European "Union"

The idea of a united Europe is not a new one. It first came about after the fall of Constantinople in 1453. Back in 1464, George of Podebrady proposed a union of European Christian nations against the forming Ottoman Empire. At the time the notion was based on the religious aspect, but the idea had merit and over the centuries it became a reality.

But, did it?

A united Europe is a force to be reckoned with economically, politically, technologically, but most importantly as a force for human rights. From the first idea of Democracy to same sex marriages, Europe has been at the forefront of human rights, higher standard of living, equal opportunities, and, most important of all, the idea that the citizen is the highest form of privilege that can be given to someone.

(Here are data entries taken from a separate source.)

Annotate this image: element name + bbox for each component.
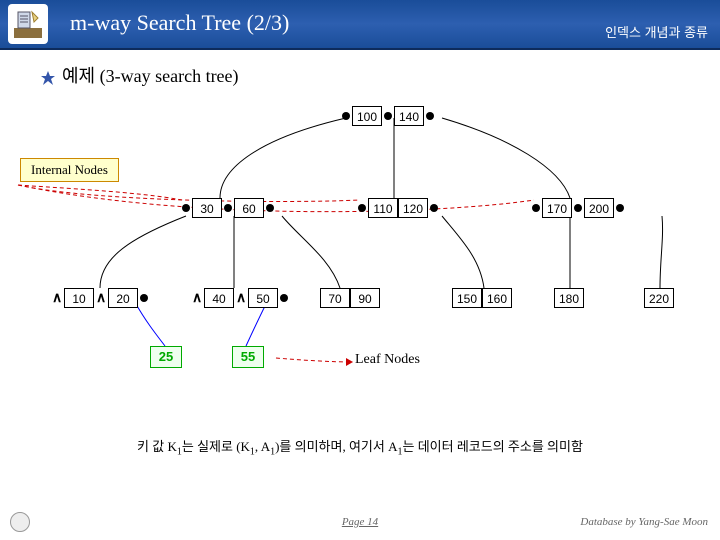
pointer-dot <box>182 204 190 212</box>
leaf2-k1: 40 <box>204 288 234 308</box>
leaf4-k2: 160 <box>482 288 512 308</box>
footer-logo-icon <box>10 512 30 532</box>
root-k1: 100 <box>352 106 382 126</box>
tree-diagram: Internal Nodes 100 140 30 60 110 120 170… <box>0 88 720 428</box>
internal-a-k2: 60 <box>234 198 264 218</box>
null-pointer: ∧ <box>192 293 202 303</box>
internal-node-c: 170 200 <box>530 198 626 218</box>
leaf-node-4: 150 160 <box>452 288 512 308</box>
footer-page: Page 14 <box>342 516 378 528</box>
leaf6-k1: 220 <box>644 288 674 308</box>
header-icon <box>8 4 48 44</box>
pointer-dot <box>426 112 434 120</box>
leaf1-k2: 20 <box>108 288 138 308</box>
null-pointer: ∧ <box>52 293 62 303</box>
footer-author: Database by Yang-Sae Moon <box>580 516 708 528</box>
leaf-node-6: 220 <box>644 288 674 308</box>
leaf3-k1: 70 <box>320 288 350 308</box>
internal-a-k1: 30 <box>192 198 222 218</box>
leaf3-k2: 90 <box>350 288 380 308</box>
pointer-dot <box>266 204 274 212</box>
header-subtitle: 인덱스 개념과 종류 <box>605 22 708 41</box>
pointer-dot <box>140 294 148 302</box>
pointer-dot <box>358 204 366 212</box>
leaf-green-1: 25 <box>150 346 182 368</box>
leaf2-k2: 50 <box>248 288 278 308</box>
pointer-dot <box>430 204 438 212</box>
example-label: 예제 (3-way search tree) <box>62 66 239 86</box>
internal-node-b: 110 120 <box>356 198 440 218</box>
leaf-node-2: ∧ 40 ∧ 50 <box>190 288 290 308</box>
internal-c-k2: 200 <box>584 198 614 218</box>
leaf-nodes-label: Leaf Nodes <box>355 352 420 368</box>
internal-b-k2: 120 <box>398 198 428 218</box>
pointer-dot <box>280 294 288 302</box>
pointer-dot <box>574 204 582 212</box>
page-title: m-way Search Tree (2/3) <box>70 10 289 36</box>
leaf-green-2: 55 <box>232 346 264 368</box>
footnote: 키 값 K1는 실제로 (K1, A1)를 의미하며, 여기서 A1는 데이터 … <box>40 436 680 458</box>
leaf5-k1: 180 <box>554 288 584 308</box>
internal-c-k1: 170 <box>542 198 572 218</box>
internal-node-a: 30 60 <box>180 198 276 218</box>
pointer-dot <box>384 112 392 120</box>
footer: Page 14 Database by Yang-Sae Moon <box>0 510 720 534</box>
internal-nodes-label: Internal Nodes <box>20 158 119 182</box>
null-pointer: ∧ <box>96 293 106 303</box>
bullet-icon <box>40 70 56 86</box>
pointer-dot <box>532 204 540 212</box>
root-node: 100 140 <box>340 106 436 126</box>
example-heading: 예제 (3-way search tree) <box>40 62 720 88</box>
leaf-node-5: 180 <box>554 288 584 308</box>
pointer-dot <box>224 204 232 212</box>
pointer-dot <box>616 204 624 212</box>
tree-edges <box>0 88 720 428</box>
root-k2: 140 <box>394 106 424 126</box>
leaf-node-1: ∧ 10 ∧ 20 <box>50 288 150 308</box>
null-pointer: ∧ <box>236 293 246 303</box>
internal-b-k1: 110 <box>368 198 398 218</box>
leaf4-k1: 150 <box>452 288 482 308</box>
leaf1-k1: 10 <box>64 288 94 308</box>
pointer-dot <box>342 112 350 120</box>
leaf-node-3: 70 90 <box>320 288 380 308</box>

Being recognized as a citizen means that you are a true inhabitant of the country, that you legally belong. It also means that you had certain political rights and obligations. The very idea behind this is that people of all genders are the masters of their fate and responsible for the decisions that affect their lives within the country. This is achieved through either direct or indirect means.

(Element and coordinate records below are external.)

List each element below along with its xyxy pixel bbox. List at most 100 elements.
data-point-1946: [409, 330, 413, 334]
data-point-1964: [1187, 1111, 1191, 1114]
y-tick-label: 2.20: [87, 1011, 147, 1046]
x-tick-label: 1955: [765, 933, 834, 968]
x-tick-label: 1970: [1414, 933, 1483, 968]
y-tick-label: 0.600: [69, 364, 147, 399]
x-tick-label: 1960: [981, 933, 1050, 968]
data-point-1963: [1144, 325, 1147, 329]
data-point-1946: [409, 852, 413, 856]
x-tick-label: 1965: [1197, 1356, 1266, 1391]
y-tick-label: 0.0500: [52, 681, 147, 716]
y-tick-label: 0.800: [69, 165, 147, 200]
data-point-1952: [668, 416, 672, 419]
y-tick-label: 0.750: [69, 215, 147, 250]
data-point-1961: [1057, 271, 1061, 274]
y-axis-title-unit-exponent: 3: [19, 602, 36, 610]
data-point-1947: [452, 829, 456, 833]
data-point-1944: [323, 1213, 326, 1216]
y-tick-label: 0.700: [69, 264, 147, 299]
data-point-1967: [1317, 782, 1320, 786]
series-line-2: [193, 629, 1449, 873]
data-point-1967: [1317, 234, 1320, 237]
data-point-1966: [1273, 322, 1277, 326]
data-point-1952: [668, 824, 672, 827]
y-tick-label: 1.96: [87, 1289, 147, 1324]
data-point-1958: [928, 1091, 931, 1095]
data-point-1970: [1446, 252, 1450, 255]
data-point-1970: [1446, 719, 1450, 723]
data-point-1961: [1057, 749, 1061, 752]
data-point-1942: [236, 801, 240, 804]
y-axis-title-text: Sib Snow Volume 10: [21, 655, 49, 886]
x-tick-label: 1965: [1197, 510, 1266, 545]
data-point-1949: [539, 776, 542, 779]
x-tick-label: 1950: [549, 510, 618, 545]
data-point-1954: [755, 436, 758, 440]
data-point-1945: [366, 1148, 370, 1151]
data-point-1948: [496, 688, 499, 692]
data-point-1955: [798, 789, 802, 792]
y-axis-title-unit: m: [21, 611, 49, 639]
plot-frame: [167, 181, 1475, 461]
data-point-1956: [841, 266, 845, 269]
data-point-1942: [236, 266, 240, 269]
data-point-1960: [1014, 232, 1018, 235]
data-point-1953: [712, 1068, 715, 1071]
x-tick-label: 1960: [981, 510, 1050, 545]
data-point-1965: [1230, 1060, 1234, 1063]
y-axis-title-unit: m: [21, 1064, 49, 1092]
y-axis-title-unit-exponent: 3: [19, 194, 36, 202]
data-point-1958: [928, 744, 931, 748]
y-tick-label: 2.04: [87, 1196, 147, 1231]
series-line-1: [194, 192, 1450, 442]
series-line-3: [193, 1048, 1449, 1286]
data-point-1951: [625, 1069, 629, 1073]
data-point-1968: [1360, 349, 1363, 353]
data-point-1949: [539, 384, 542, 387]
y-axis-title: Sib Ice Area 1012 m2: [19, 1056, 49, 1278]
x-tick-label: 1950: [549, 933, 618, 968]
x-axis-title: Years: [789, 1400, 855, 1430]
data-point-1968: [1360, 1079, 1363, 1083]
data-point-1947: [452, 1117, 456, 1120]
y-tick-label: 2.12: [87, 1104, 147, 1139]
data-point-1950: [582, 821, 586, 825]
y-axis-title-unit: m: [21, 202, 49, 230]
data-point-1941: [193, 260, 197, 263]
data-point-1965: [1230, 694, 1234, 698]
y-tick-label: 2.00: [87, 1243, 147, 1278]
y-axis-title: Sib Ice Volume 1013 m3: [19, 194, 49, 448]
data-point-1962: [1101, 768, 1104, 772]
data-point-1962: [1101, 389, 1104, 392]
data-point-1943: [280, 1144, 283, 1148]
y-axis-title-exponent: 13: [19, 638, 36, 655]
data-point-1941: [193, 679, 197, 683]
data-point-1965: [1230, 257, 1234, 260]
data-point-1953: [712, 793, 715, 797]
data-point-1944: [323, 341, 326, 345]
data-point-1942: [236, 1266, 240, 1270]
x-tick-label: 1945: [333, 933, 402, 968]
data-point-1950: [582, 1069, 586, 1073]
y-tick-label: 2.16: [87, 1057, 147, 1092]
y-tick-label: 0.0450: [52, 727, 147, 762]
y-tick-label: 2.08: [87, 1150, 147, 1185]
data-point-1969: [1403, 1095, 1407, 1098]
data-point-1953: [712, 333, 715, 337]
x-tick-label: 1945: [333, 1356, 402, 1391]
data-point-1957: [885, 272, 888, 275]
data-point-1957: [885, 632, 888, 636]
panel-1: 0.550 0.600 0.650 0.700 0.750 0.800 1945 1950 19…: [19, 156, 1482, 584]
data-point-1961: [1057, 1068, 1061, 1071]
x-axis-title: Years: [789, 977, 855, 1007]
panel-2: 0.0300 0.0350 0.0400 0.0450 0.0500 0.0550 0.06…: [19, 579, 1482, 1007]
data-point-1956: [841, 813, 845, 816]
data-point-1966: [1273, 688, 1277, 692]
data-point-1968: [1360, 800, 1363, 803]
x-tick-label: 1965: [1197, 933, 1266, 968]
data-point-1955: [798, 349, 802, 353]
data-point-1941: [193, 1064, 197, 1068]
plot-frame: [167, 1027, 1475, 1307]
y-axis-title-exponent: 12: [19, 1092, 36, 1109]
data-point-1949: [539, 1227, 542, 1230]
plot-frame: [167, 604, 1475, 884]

Herein lies the problem. Within the European Union all voices must be heard and the majority rules through compromise with the minority. This is how it should be. But it isn't. And it never was. Some citizens and countries are more privileged than others, and non are as privileged as the "Union".

The "industrial" North, with Germany as its defacto leader, has been dictating policy for the last two decades. That is not necessarily a bad thing, but it does fail to take into account the different needs and requirements of the various nations that comprise the EU. The needs of Italy and Greece are different to the needs of The Netherlands and Belgium. Germany has a different economic base than Portugal.

The reason behind this is that we are in fact different, separated by eons of cultural divergence. Where there are small differences within the same country, e.g. between Greater London and Yorkshire, at the European level they become vast.

The last few years have shown that those differences are now breaking apart the very fabric of what EU was meant to be. Greece has become a third-world country with unemployment at an all-time high (including the Great Depression). Brexit has been the answer for ill-informed, poorly educated, low-to-middle class people that no longer feel that the European Union cares for them. Not only that, the huge bailout of the banks on the backs of the citizenry, the absence of prosecutions against the people that caused the collapse. This has shown quite clearly that there are a number of things that are fundamentally wrong.

It is a flawed perception of what the EU has always been, by the citizens that has brought us here. At its core, it is an economic union of disparate countries. An effort to create a single market of 500+ million souls, maximise profit, and create a dynamic pool of cheap labour. It was never about democracy, that was just a veneer to help the EU's architects facilitate their core objective.

The evidence is there. The first thing that went when problems started rising to the surface was the democratic processes. The Greek constitution is in tatters, democratic process in Italy is going up in flames. The rise of the hard-right across many country-members, Le Pen, Wilders, Nuttall, Michaloliakos. The evidence is there; the hundreds of thousands of drowned migrants on the shores of the "enlightened" Europe. More of them are stacked up in limbo on closed borders, whilst the death toll gently rises with every passing day.

It may be time to face the fact that the European Union is not what every day citizen thinks it is. It is not a democratic union, although it professes it is one. It is not the large community of nations and citizens that we have hoped for. It is a highly antagonistic, extremely complex, market based around the banking system and creation and preservation of wealth at all costs.

The European Union needs a change, starting from its title. It is still the EEC. The European Economic Community. When we recognise this fact we will be able to do something about it and start asking for the changes that we need as inheritors of Western thinking and morals. Then, we will be able to have a true union.

Then, we will be Citizens of Europe.